Samsung 860 Evo deals:

Still the best SATA SSD around, the Samsung 860 Evo remains our top choice for those after an exceptional gaming SSD. Prices for the 250GB and 500GB models have stayed the same this week, but the 1TB model has crept up a fraction in the US. Only by $7, mind, but if you are in the market for a 1TB SSD, you should probably stick with the 860 Qvo below.

Samsung 860 Qvo deals:

The Samsung 860 Qvo has nudged a bit this week – it’s down a tiny £2 in the UK, but a comparatively massive $10 Stateside. While not quite as fast as the 860 Evo, the 860 Qvo is an excellent way to get a lot of storage without spending an absolute fortune.

Crucial MX500 deals:

The Crucial MX500 is one of the best value SSDs you can buy today. A great budget alternative to the 860 Evo, prices are exactly the same as they were last week, too. As for the 1TB version, this has increased in price quite a lot since last week, so I’ve removed it because it isn’t a particularly good buy right now.

WD Blue SN550

NVMe SSD deals:

WD Blue SN550 deals:

A newer version of the excellent WD Blue SN500, the SN550 is even faster than its predecessor. It’s also available in a larger 1TB size, and is absolutely the de facto NVMe SSD for those on a budget. Prices have remained pretty steady since last week, too, and the 1TB model is still £115 over at Amazon and Ebuyer, which is £10 cheaper than it was at launch a couple of weeks ago. Plus, the 1TB model is now back in stock in the US, too, so it’s thumbs up all round.

Samsung 970 Evo Plus deals:

Prices for the 250GB Samsung 970 Evo come down a bit this week. It’s still quite expensive compared to what it cost over Black Friday, but short of another big sales event like Amazon Prime Day, it’s unlikely to return to those sorts of prices any time soon. Indeed, these are still fairly good prices for our best NVMe SSD champion. With exceptional read and write times for small and heavy workloads alike, this is currently our top pick for those after the best NVMe SSD money can buy.

WD Black SN750 deals:

The second best NVMe SSD you can buy right now, the WD Black SN750 is normally a great alternative to the Samsung 970 Evo Plus if you want top notch speeds for a little bit less. Alas, while 250GB prices for the non-Heatsink model are still decent, the 500GB Heatsink model in the US has jumped by a massive $30 this week, making it a bad time to buy one.

External SSD deals:

Samsung T5 deals:

It may have been succeeded by the fancier Samsung T7 Touch, but the T5 still remains one of the best value external SSDs around. Higher capacities are a lot more expensive than they were over Black Friday, but the 500GB model listed above is still good value. The price has pleasingly come down by $10 in the US.

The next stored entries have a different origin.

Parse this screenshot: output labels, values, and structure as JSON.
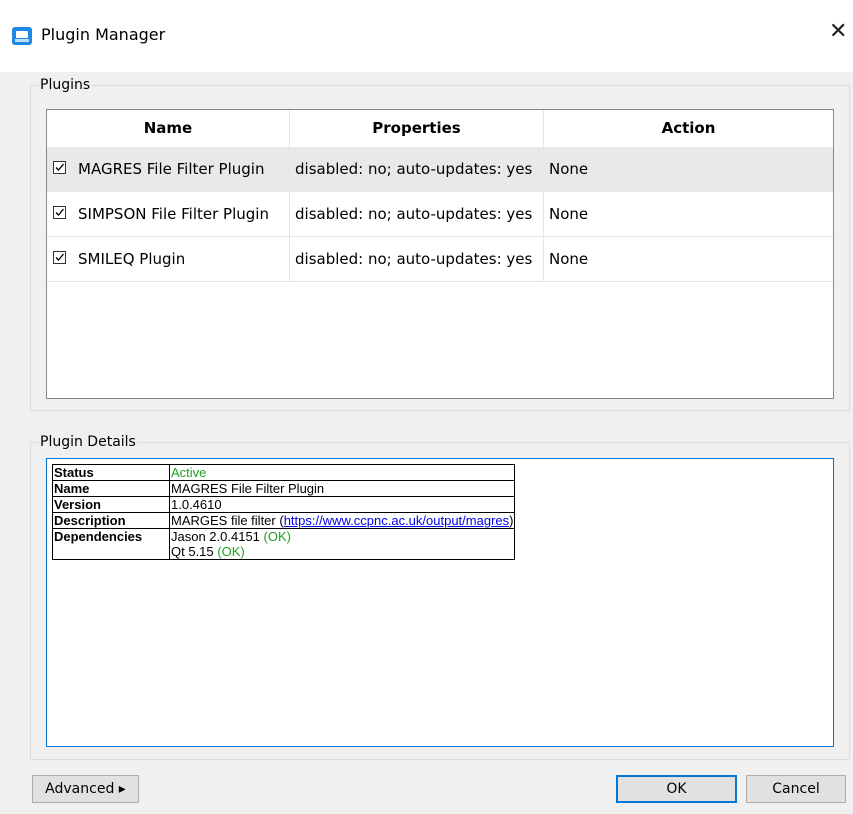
{
  "window": {
    "title": "Plugin Manager",
    "close_glyph": "✕",
    "icon": "app-icon"
  },
  "plugins_group": {
    "title": "Plugins",
    "columns": [
      "Name",
      "Properties",
      "Action"
    ],
    "rows": [
      {
        "checked": true,
        "name": "MAGRES File Filter Plugin",
        "properties": "disabled: no; auto-updates: yes",
        "action": "None",
        "selected": true
      },
      {
        "checked": true,
        "name": "SIMPSON File Filter Plugin",
        "properties": "disabled: no; auto-updates: yes",
        "action": "None",
        "selected": false
      },
      {
        "checked": true,
        "name": "SMILEQ Plugin",
        "properties": "disabled: no; auto-updates: yes",
        "action": "None",
        "selected": false
      }
    ]
  },
  "details_group": {
    "title": "Plugin Details",
    "status_label": "Status",
    "status_value": "Active",
    "name_label": "Name",
    "name_value": "MAGRES File Filter Plugin",
    "version_label": "Version",
    "version_value": "1.0.4610",
    "description_label": "Description",
    "description_prefix": "MARGES file filter (",
    "description_link": "https://www.ccpnc.ac.uk/output/magres",
    "description_suffix": ")",
    "dependencies_label": "Dependencies",
    "dependencies": [
      {
        "name": "Jason 2.0.4151",
        "status": "(OK)"
      },
      {
        "name": "Qt 5.15",
        "status": "(OK)"
      }
    ]
  },
  "buttons": {
    "advanced": "Advanced ▸",
    "ok": "OK",
    "cancel": "Cancel"
  },
  "colors": {
    "accent": "#0078d7",
    "ok_green": "#22a022",
    "link": "#0000ee"
  }
}
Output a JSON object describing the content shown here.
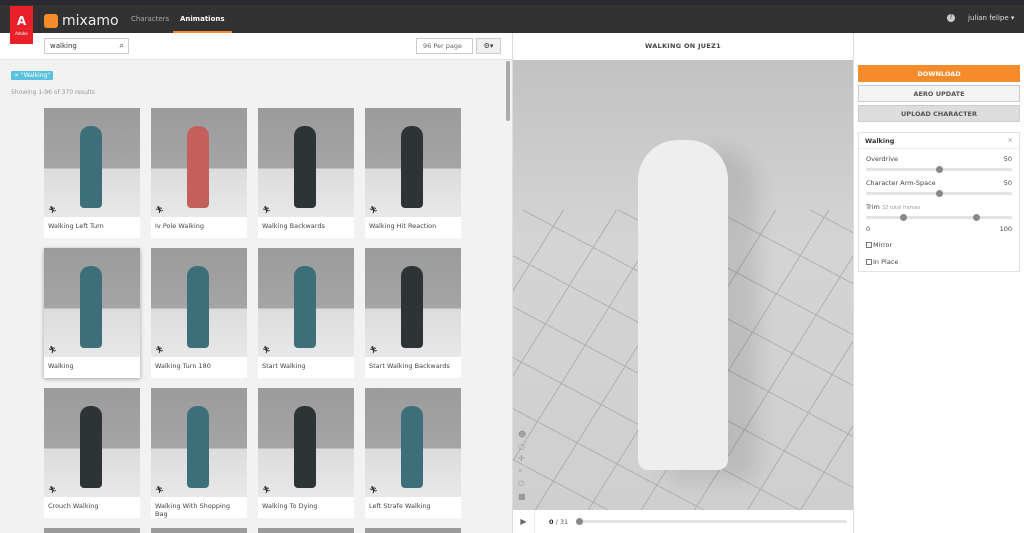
{
  "header": {
    "adobe": "Adobe",
    "brand": "mixamo",
    "nav": [
      "Characters",
      "Animations"
    ],
    "active_nav": "Animations",
    "user": "julian felipe ▾",
    "help": "?"
  },
  "search": {
    "value": "walking",
    "per_page": "96 Per page",
    "filter_tag": "× \"Walking\"",
    "showing": "Showing 1-96 of 370 results"
  },
  "cards": [
    {
      "label": "Walking Left Turn",
      "color": "#3d6f7b"
    },
    {
      "label": "Iv Pole Walking",
      "color": "#c4605c"
    },
    {
      "label": "Walking Backwards",
      "color": "#2e3336"
    },
    {
      "label": "Walking Hit Reaction",
      "color": "#2e3336"
    },
    {
      "label": "Walking",
      "color": "#3d6f7b",
      "selected": true
    },
    {
      "label": "Walking Turn 180",
      "color": "#3d6f7b"
    },
    {
      "label": "Start Walking",
      "color": "#3d6f7b"
    },
    {
      "label": "Start Walking Backwards",
      "color": "#2e3336"
    },
    {
      "label": "Crouch Walking",
      "color": "#2e3336"
    },
    {
      "label": "Walking With Shopping Bag",
      "color": "#3d6f7b"
    },
    {
      "label": "Walking To Dying",
      "color": "#2e3336"
    },
    {
      "label": "Left Strafe Walking",
      "color": "#3d6f7b"
    }
  ],
  "viewer": {
    "title": "WALKING ON JUEZ1",
    "frame_current": "0",
    "frame_total": "/ 31",
    "progress": 0
  },
  "actions": {
    "download": "DOWNLOAD",
    "aero": "AERO UPDATE",
    "upload": "UPLOAD CHARACTER"
  },
  "settings": {
    "title": "Walking",
    "close": "×",
    "overdrive_label": "Overdrive",
    "overdrive": "50",
    "arm_label": "Character Arm-Space",
    "arm": "50",
    "trim_label": "Trim",
    "trim_note": "32 total frames",
    "trim_min": "0",
    "trim_max": "100",
    "trim_start": 25,
    "trim_end": 75,
    "mirror": "Mirror",
    "inplace": "In Place"
  },
  "colors": {
    "accent": "#f58b2a",
    "tag": "#5bc0de"
  }
}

How to get a good SSD deal

Speed is one of the most important things to consider when buying a new SSD, and many of the drives on my best SSD for gaming list have excellent read and write times – and I’m not just talking about the crazy-high sequential times you’ll see plastered all over an SSD’s box, either. These can often reach up to thousands of MB/s, which may sound like good news, but in practice it’s not a very good indicator of what kind of speeds you’ll get in day to day use.

That’s because most SSDs read and write data randomly, sticking bits here and there all over an SSD’s storage blocks. As a result, an SSD’s random read and write speeds are really what you should be looking out for when selecting your next SSD, and you can find out what these are by reading my SSD reviews.

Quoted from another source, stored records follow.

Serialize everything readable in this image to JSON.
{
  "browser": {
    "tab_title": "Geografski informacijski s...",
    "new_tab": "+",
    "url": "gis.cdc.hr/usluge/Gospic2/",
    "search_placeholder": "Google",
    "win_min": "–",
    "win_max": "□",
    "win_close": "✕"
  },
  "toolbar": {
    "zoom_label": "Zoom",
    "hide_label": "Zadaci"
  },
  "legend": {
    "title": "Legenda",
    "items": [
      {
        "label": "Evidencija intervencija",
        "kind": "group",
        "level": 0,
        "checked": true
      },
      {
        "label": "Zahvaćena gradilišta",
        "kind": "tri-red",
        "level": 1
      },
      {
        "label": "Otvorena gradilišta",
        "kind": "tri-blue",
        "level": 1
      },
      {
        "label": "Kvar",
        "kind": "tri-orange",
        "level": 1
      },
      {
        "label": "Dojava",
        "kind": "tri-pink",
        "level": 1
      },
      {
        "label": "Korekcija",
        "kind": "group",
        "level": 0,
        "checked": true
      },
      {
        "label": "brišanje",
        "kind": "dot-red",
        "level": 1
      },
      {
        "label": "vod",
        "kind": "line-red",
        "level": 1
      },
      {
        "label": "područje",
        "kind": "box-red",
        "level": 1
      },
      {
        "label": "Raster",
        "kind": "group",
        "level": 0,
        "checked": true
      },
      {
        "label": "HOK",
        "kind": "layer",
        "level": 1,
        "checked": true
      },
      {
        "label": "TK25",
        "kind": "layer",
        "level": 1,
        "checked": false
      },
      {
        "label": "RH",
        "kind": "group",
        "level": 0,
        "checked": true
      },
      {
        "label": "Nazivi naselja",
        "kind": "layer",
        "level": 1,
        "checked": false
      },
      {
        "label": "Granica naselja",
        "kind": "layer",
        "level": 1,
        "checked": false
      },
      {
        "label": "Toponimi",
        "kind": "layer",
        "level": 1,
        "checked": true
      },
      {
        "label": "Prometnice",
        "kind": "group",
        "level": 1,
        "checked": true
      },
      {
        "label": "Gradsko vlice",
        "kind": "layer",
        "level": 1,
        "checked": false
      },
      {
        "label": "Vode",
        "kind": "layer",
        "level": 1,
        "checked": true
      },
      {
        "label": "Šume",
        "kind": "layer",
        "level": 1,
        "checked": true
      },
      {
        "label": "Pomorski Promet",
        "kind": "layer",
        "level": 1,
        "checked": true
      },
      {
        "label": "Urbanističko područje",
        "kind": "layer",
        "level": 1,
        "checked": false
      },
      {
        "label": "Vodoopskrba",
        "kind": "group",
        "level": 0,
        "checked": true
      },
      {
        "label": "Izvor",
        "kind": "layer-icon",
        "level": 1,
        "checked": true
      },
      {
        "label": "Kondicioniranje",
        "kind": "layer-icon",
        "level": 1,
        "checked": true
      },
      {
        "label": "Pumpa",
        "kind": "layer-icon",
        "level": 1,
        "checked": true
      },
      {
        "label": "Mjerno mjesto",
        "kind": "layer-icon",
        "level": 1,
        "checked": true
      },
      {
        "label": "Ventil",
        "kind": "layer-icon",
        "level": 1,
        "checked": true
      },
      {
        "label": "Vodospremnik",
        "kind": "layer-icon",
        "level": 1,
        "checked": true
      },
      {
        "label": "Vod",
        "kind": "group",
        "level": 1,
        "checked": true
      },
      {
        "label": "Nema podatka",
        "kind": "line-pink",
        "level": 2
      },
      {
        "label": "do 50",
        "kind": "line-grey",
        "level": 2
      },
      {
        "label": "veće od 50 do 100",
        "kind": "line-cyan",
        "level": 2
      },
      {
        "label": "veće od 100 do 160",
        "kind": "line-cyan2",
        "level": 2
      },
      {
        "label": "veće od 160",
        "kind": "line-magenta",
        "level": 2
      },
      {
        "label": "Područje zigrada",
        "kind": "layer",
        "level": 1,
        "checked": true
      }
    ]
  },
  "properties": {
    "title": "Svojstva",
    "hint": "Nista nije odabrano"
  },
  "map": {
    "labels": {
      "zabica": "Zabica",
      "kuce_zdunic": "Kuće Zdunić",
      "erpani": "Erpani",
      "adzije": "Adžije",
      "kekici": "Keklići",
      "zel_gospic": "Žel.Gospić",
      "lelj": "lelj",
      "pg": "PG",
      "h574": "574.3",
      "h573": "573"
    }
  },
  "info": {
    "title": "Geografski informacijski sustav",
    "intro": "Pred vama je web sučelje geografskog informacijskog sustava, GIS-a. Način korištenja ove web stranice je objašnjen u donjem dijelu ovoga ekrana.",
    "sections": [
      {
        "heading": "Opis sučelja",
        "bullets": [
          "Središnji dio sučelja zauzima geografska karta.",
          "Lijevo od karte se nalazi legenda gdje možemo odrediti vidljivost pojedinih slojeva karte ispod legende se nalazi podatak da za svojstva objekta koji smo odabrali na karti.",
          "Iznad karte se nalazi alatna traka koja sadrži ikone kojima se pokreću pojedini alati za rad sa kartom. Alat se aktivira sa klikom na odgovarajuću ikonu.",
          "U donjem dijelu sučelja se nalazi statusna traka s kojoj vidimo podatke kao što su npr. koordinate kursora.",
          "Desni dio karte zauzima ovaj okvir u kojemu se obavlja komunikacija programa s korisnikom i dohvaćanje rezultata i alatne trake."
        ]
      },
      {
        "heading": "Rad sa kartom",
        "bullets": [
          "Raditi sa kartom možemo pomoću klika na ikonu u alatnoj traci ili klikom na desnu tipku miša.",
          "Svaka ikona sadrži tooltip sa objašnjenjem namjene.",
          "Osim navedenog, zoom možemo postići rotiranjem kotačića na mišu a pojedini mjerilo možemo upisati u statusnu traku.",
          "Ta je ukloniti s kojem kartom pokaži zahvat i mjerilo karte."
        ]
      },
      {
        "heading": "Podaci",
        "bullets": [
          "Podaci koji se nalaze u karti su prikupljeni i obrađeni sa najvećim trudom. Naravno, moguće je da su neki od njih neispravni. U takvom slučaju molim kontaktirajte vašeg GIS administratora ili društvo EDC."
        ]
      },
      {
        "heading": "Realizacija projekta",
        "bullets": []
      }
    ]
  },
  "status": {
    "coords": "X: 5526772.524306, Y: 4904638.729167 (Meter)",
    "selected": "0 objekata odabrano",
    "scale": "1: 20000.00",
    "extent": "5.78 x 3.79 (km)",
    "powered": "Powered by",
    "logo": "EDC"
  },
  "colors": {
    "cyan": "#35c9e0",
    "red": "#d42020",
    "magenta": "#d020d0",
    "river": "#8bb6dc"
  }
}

Another important consideration is an SSD’s capacity versus how much it costs – something commonly referred to as price per gigabyte. The minimum size SSD I’d recommend these days is 250GB, as this will give you enough room for your Windows installation (around 20GB), a few big games, plus all your music, photos and any other creative / productivity programmes you might need. If you’d like to have more than a couple of big titles installed at once without compromising on load times, however, you may want to consider finding the cash for a 500GB or 1TB SSD. Here, price per gigabyte becomes super important, as you don’t want to pay over the odds for having a large and varied game library you can call upon at a moment’s notice.